Hoyne was born in New York to Eugenia, née Gladstone, and John Hoyne. The Hoynes were a loud and lively family. Dinners were defined by conversation, fast banter and quick jokes. John could discuss national and international events with depth and insight. The sheer joy of his intellectual depth and love of justice was compelling. He was also flat-out funny. He often made everyone laugh until they could not stop.
The Hoyne family moved to California in the summer of 1970, when they arrived in Santa Barbara. There, Hoyne attended Montecito Union School and Mt. Carmel where he distinguished himself as a playful troublemaker with a lively sense of mischief. As a child, Hoyne delivered newspapers, worked in the family’s small manufacturing business, which was located in the present day Funk Zone, and later as an adolescent in any one of the several Holiday Hardware and Lumber stores his father expanded and later sold. He was an avid surfer and team player at his schools and the local Montecito YMCA.
For high school, Hoyne attended Bellarmine College Prep in San Jose. He loved music, reading and conversation. He played guitar, though never in a band, and was known for his rendition of Van Morrison’s “Brown Eyed Girl,” a favorite of his grandmother’s. He – along with his entire class at Montecito Union School – sang back-up with the Carpenters when they performed at the Santa Barbara County Bowl.
Hoyne attended the University of San Diego and transferred to Georgetown University in Washington, D.C., and later pursued graduate studies in marketing at Marquette University in Milwaukee, Wisconsin, earning an MBA. While at Georgetown – from which he received a degree in English – he learned the restaurant and bar business from the ground up. Upon graduation, he moved first to Connecticut, then Paris and finally to Los Angeles where he worked for several companies in the work-hard-play-harder world of marketing and advertising.

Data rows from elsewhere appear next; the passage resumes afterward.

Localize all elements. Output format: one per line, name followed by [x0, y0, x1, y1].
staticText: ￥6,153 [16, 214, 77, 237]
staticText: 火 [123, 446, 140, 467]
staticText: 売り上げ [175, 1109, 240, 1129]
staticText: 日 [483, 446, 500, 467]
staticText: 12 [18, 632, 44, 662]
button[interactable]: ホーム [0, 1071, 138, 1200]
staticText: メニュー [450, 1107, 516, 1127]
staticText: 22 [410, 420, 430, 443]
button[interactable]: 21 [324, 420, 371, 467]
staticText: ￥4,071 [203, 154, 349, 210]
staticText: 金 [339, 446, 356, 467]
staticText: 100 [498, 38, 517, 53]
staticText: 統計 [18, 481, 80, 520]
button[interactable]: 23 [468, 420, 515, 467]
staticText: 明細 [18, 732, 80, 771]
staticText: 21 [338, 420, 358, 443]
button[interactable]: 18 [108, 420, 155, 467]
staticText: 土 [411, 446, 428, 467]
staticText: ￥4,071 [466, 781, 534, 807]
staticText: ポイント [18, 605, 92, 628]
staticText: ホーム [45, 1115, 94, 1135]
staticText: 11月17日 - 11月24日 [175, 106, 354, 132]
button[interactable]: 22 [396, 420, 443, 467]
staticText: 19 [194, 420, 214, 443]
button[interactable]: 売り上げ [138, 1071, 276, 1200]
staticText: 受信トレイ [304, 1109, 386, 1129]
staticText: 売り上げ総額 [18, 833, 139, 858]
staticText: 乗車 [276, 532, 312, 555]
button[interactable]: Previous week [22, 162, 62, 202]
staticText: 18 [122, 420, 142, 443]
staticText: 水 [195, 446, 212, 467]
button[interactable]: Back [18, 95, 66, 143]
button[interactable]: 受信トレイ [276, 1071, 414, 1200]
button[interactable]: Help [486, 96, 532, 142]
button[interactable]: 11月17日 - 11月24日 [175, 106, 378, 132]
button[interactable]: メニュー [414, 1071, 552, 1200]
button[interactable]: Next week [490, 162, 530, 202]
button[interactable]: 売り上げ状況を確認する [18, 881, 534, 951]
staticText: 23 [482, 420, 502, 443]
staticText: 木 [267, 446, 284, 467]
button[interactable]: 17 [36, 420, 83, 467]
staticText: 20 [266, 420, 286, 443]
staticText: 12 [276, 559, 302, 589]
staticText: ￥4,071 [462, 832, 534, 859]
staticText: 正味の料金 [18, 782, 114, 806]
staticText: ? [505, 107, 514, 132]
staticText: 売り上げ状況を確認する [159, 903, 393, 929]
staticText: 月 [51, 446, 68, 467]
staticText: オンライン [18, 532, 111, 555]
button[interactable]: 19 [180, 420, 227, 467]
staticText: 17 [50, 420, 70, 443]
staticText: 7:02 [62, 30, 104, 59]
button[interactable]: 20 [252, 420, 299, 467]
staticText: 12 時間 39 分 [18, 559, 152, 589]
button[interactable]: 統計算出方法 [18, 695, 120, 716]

In 2003, Hoyne returned to the United States from time spent traveling and working in Central America. In 2006 he was back in Santa Barbara, and could often be found making himself at home in the household of his sister Margaret and her three children.
Apart from his cooking skills, Hoyne was blessed with the domestic capacity of being an entertaining, supportive and loyal uncle to his many nieces and nephews. For them he was almost always an ebullient, joyful noise, making each one feel they were his favorite. And they were. Hoyne’s generosity of avuncular spirit extended far beyond mere blood relations. For the troubled teenage children of friends, Hoyne offered a much needed port in the storm. For the families in question, Hoyne managed to be acutely clear-eyed without passing judgement. To an unusual degree, he could connect. Because of this, he could – and did – help others who could not, often offering extremely practical advice.
During this time, Hoyne worked in the printing industry for Alternative Copy and later B2B Printing, where his sales and marketing acumen were put to use. Hoyne became well-known and admired for his jovial presence and salesmanship throughout the Santa Barbara region.
Hoyne is survived by his mother, Eugenia Hoyne, his sisters Margaret Hoyne, Moira Conlon, Ruth Dalzell Muse and Peachy Dominé; his brothers James, Matthew and Luke; his nephews and nieces John Dalzell, Meghan, Justin and Collette Brown, Claire and James Conlon and Pierre, Callahan and Remy Dominé.
In memory of John Hoyne, please make donations to the Catholic Church of the Beatitudes for their Social Justice projects: Catholic Church of the Beatitudes, 2101 State Street, Santa Barbara, CA 93105.